Christmas here in Manokwari is primarily a community centered celebration and in America it’s a family centered celebration. That’s a big difference in American vs. Indonesian culture in general. The celebration of Christmas begins here weeks before hand with Christmas services. Everyone has a Christmas service. In the US everyone throws a Christmas party, but here, in a culture that highly values ceremony, everyone had a Christmas service. A friend calls it the “season of a thousand invitations” because we get so many invitations to so many services – for weeks. We’re from an informal culture, so we don’t naturally get excited about going to a ceremony if it’s not our actual community (school, church), but we know attending is a sign of friendship and respect.

In the US the traditions are centered in the home. Cookies, stockings, opening presents, reading the Christmas story together, a Christmas feast, Christmas movies, watching a game together. All in the home. Our informal US culture was becoming even more informal and family based, as our church in Chicago decided not to even hold a Christmas service so that everyone would take full advantage of being present with their families over the season. In contrast, most things here are gatherings that are out with your broader community. Our church had six various services in the week of Christmas (not different times for one service, six separate kids of services). It sounds exhausting to us, but here it is not a distraction from the family time, because there are very few family-only events and traditions that are happening.

When Christmas services are over its visiting time. While in the US we go visit our family, in this town everyone goes around visiting the homes of people you are close to or work with, as well as extended family.
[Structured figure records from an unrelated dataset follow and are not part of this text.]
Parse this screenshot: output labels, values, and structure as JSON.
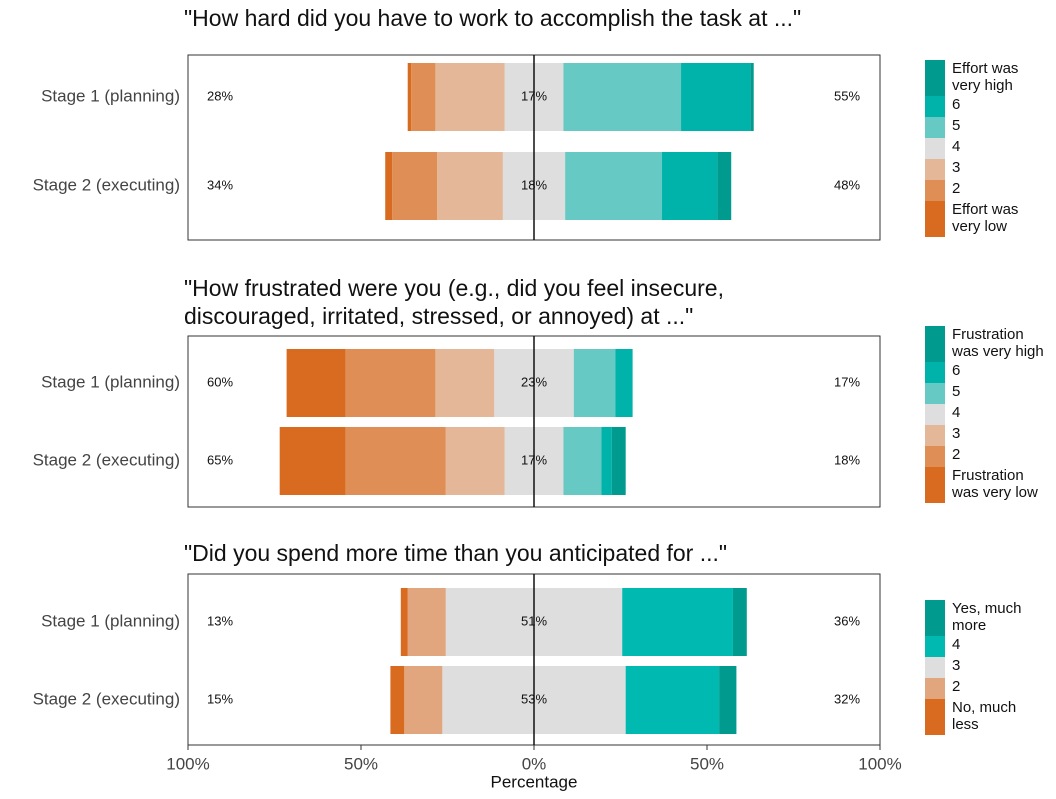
{
  "chart_data": [
    {
      "type": "diverging_bar",
      "title": "\"How hard did you have to work to accomplish the task at ...\"",
      "categories": [
        "Stage 1 (planning)",
        "Stage 2 (executing)"
      ],
      "neutral_index": 3,
      "series": [
        {
          "name": "Effort was\nvery low",
          "color": "#d86b1f",
          "values": [
            1,
            2
          ]
        },
        {
          "name": "2",
          "color": "#df8f56",
          "values": [
            7,
            13
          ]
        },
        {
          "name": "3",
          "color": "#e3b797",
          "values": [
            20,
            19
          ]
        },
        {
          "name": "4",
          "color": "#dedede",
          "values": [
            17,
            18
          ]
        },
        {
          "name": "5",
          "color": "#66c9c4",
          "values": [
            34,
            28
          ]
        },
        {
          "name": "6",
          "color": "#00b3aa",
          "values": [
            20,
            16
          ]
        },
        {
          "name": "Effort was\nvery high",
          "color": "#009b8e",
          "values": [
            1,
            4
          ]
        }
      ],
      "left_labels": {
        "values": [
          28,
          34
        ],
        "value_labels": [
          "28%",
          "34%"
        ]
      },
      "center_labels": {
        "values": [
          17,
          18
        ],
        "value_labels": [
          "17%",
          "18%"
        ]
      },
      "right_labels": {
        "values": [
          55,
          48
        ],
        "value_labels": [
          "55%",
          "48%"
        ]
      },
      "xlim": [
        -100,
        100
      ]
    },
    {
      "type": "diverging_bar",
      "title": "\"How frustrated were you (e.g., did you feel insecure,\ndiscouraged, irritated, stressed, or annoyed) at ...\"",
      "categories": [
        "Stage 1 (planning)",
        "Stage 2 (executing)"
      ],
      "neutral_index": 3,
      "series": [
        {
          "name": "Frustration\nwas very low",
          "color": "#d86b1f",
          "values": [
            17,
            19
          ]
        },
        {
          "name": "2",
          "color": "#df8f56",
          "values": [
            26,
            29
          ]
        },
        {
          "name": "3",
          "color": "#e3b797",
          "values": [
            17,
            17
          ]
        },
        {
          "name": "4",
          "color": "#dedede",
          "values": [
            23,
            17
          ]
        },
        {
          "name": "5",
          "color": "#66c9c4",
          "values": [
            12,
            11
          ]
        },
        {
          "name": "6",
          "color": "#00b3aa",
          "values": [
            5,
            3
          ]
        },
        {
          "name": "Frustration\nwas very high",
          "color": "#009b8e",
          "values": [
            0,
            4
          ]
        }
      ],
      "left_labels": {
        "values": [
          60,
          65
        ],
        "value_labels": [
          "60%",
          "65%"
        ]
      },
      "center_labels": {
        "values": [
          23,
          17
        ],
        "value_labels": [
          "23%",
          "17%"
        ]
      },
      "right_labels": {
        "values": [
          17,
          18
        ],
        "value_labels": [
          "17%",
          "18%"
        ]
      },
      "xlim": [
        -100,
        100
      ]
    },
    {
      "type": "diverging_bar",
      "title": "\"Did you spend more time than you anticipated for ...\"",
      "categories": [
        "Stage 1 (planning)",
        "Stage 2 (executing)"
      ],
      "neutral_index": 2,
      "series": [
        {
          "name": "No, much\nless",
          "color": "#d86b1f",
          "values": [
            2,
            4
          ]
        },
        {
          "name": "2",
          "color": "#e2a67e",
          "values": [
            11,
            11
          ]
        },
        {
          "name": "3",
          "color": "#dedede",
          "values": [
            51,
            53
          ]
        },
        {
          "name": "4",
          "color": "#00b9b0",
          "values": [
            32,
            27
          ]
        },
        {
          "name": "Yes, much\nmore",
          "color": "#009b8e",
          "values": [
            4,
            5
          ]
        }
      ],
      "left_labels": {
        "values": [
          13,
          15
        ],
        "value_labels": [
          "13%",
          "15%"
        ]
      },
      "center_labels": {
        "values": [
          51,
          53
        ],
        "value_labels": [
          "51%",
          "53%"
        ]
      },
      "right_labels": {
        "values": [
          36,
          32
        ],
        "value_labels": [
          "36%",
          "32%"
        ]
      },
      "xlim": [
        -100,
        100
      ],
      "xticks": [
        {
          "value": -100,
          "label": "100%"
        },
        {
          "value": -50,
          "label": "50%"
        },
        {
          "value": 0,
          "label": "0%"
        },
        {
          "value": 50,
          "label": "50%"
        },
        {
          "value": 100,
          "label": "100%"
        }
      ],
      "xlabel": "Percentage"
    }
  ]
}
This whole thing is kind of incomprehensible to us, because we’re from a culture where everything simply must be scheduled! The closest thing we come to it is like trick or treating on Halloween. You can go to homes and pop in and say hi, and you are offered cookies and drinks, and apparently (just learning this!) kids are often given goodies to take with them, and some kids bring bags and just fill them up. This goes on all of Christmas day and the day after.

I think both cultures and traditions are fun and both can be imbued with meaning and remind of the birth of the Savior Jesus. There is beauty in traditions and the gathering of community and of family. Both can also be meaningless as well – empty religious ceremony or empty materialism.
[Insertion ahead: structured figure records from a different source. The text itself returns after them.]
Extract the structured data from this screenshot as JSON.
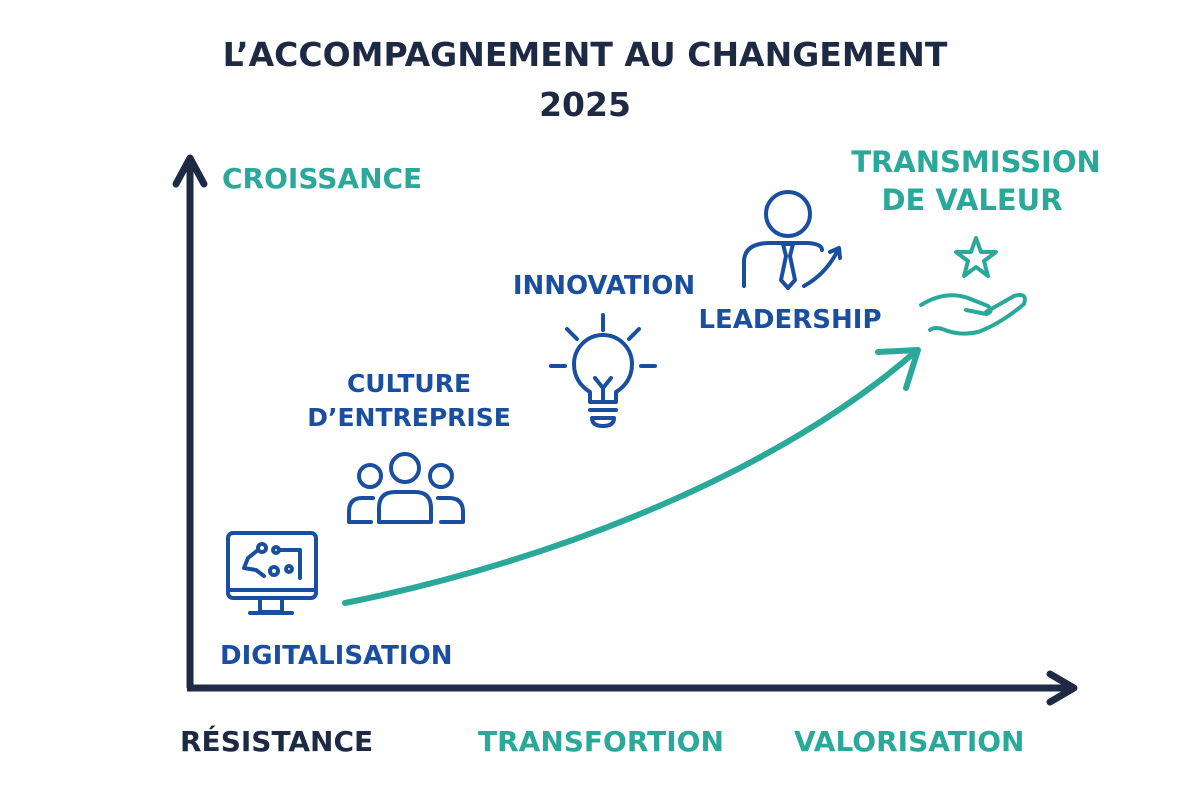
{
  "title": {
    "line1": "L’ACCOMPAGNEMENT AU CHANGEMENT",
    "line2": "2025"
  },
  "axes": {
    "y_label": "CROISSANCE",
    "x_labels": [
      "RÉSISTANCE",
      "TRANSFORTION",
      "VALORISATION"
    ]
  },
  "stages": [
    {
      "label": "DIGITALISATION",
      "icon": "computer-circuit-icon"
    },
    {
      "label_line1": "CULTURE",
      "label_line2": "D’ENTREPRISE",
      "icon": "people-group-icon"
    },
    {
      "label": "INNOVATION",
      "icon": "lightbulb-icon"
    },
    {
      "label": "LEADERSHIP",
      "icon": "businessman-arrow-icon"
    },
    {
      "label_line1": "TRANSMISSION",
      "label_line2": "DE VALEUR",
      "icon": "hand-star-icon"
    }
  ],
  "colors": {
    "navy": "#1e2a44",
    "teal": "#2aa89a",
    "blue": "#1a4fa0"
  }
}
So. The challenge for us is combining the American culture with the Indonesian one. We want to have home and family traditions that are carried on from our own childhoods, that are special for our family, and are private. That’s just the value instilled in us from Western cultures. In the future we will probably do more visiting and being visited, as we grow more comfortable with it and don’t have an infant anymore. This year we had our teammates over for Christmas dinner and while we were all eating, some friends walked right in to do a Christmas visit! So we managed to do two kinds of hosting/visiting at one time, but the challenge will be figuring out how to combine the two cultures for future holidays.

Regardless, it’s fun to see the difference between this Christmas and last one. Last year we’d just been in our church a couple of months and we really had very little what was going on over Christmas. This year we feel much more connected to our church, Isaac preached the Christmas sermon, my kids played with the kids, we chatted with friends, and we enjoyed the various Christmas parties. I managed to host an American/British style Christmas meal with our teammates as well, and I’m getting better at making roasts and rolls and timing everything correctly. Progress both culturally and as a hostess!

All in all, we had a fun Christmas as a family, we feel like we're more integrated in the culture than we were a year ago, and we see potential for more growth last year.